Peter Slavin, president of Massachusetts General Hospital, spoke further about the health care sector and its potential.

“Health care can play an important role in making the workforce and our country more equitable,” he said. “There are lots of entry-level positions within health care that don’t require much in the way of education, and there are career ladders that can be built to give individuals opportunities to advance.”

Slavin noted that technology does sometimes highlight inequity, citing medical record software rolled out over the last few years that has been used mostly by higher-income communities. He sees health care as still in the early stages in its use of AI, and identifies great potential in AI for complementing the work of employees and providing decision-making support to doctors and other clinicians.

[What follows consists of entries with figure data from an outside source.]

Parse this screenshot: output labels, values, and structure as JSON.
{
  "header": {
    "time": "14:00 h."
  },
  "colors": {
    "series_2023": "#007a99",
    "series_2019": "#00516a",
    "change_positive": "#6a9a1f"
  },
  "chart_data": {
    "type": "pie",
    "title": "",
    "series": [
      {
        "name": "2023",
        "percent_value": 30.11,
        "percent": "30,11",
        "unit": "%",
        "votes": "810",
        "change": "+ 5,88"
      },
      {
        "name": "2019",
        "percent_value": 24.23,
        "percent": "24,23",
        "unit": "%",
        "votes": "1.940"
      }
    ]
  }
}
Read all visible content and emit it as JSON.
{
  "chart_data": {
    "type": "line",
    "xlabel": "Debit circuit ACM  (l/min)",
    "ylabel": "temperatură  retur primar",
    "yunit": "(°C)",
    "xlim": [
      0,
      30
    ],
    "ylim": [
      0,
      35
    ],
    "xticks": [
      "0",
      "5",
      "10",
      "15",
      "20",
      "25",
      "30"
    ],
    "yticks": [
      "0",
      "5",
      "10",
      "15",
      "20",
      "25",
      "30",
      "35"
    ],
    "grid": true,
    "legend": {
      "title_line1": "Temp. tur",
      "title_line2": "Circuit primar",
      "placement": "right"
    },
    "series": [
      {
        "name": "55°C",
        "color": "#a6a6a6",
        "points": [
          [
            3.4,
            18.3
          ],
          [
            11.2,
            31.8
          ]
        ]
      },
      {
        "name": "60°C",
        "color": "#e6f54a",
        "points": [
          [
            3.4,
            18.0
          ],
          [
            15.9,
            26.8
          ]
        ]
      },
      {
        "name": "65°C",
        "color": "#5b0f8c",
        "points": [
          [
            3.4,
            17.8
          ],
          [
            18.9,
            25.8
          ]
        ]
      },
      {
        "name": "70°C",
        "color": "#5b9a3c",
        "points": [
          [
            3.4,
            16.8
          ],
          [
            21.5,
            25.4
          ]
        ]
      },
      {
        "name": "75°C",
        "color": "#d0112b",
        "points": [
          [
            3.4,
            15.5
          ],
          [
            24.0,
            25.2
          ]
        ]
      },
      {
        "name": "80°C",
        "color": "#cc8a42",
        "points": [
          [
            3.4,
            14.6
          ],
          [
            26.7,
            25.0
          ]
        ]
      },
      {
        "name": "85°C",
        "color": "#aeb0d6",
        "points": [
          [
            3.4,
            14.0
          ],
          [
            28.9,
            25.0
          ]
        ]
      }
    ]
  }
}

Juan Salgado, chancellor of the City Colleges of Chicago, shared perspectives through the lens of education and the importance of not only preparing students with skills and opportunities, but also upgrading jobs.

“Our students are 54 percent food-insecure and housing-insecure,” he said, citing a student survey conducted before the Covid-19 pandemic. “[They] were more likely to be food- and housing-insecure if [they] had a job. Our students are trying to find a way to make work ‘work’ for them, while finding a way to make a career and move into the middle class. We need to find ways to tap into that talent in ways that are new and dynamic.”

Salgado advocated for more of a K–14 rather than a K–12 educational system, in which there is always a built-in, post-secondary plan. He also highlighted the importance of not only teaching students relevant skills but also helping them build valuable relationships with mentors and professionals.

All panelists echoed the theme that although technology will certainly change jobs in a variety of ways, it will not necessarily replace workers — and the types of technology used have to be very strategic, with decisions around implementation made with the worker in mind.

“You can’t just throw in the technology randomly,” said Rometty. “It has to help workers do their job better.”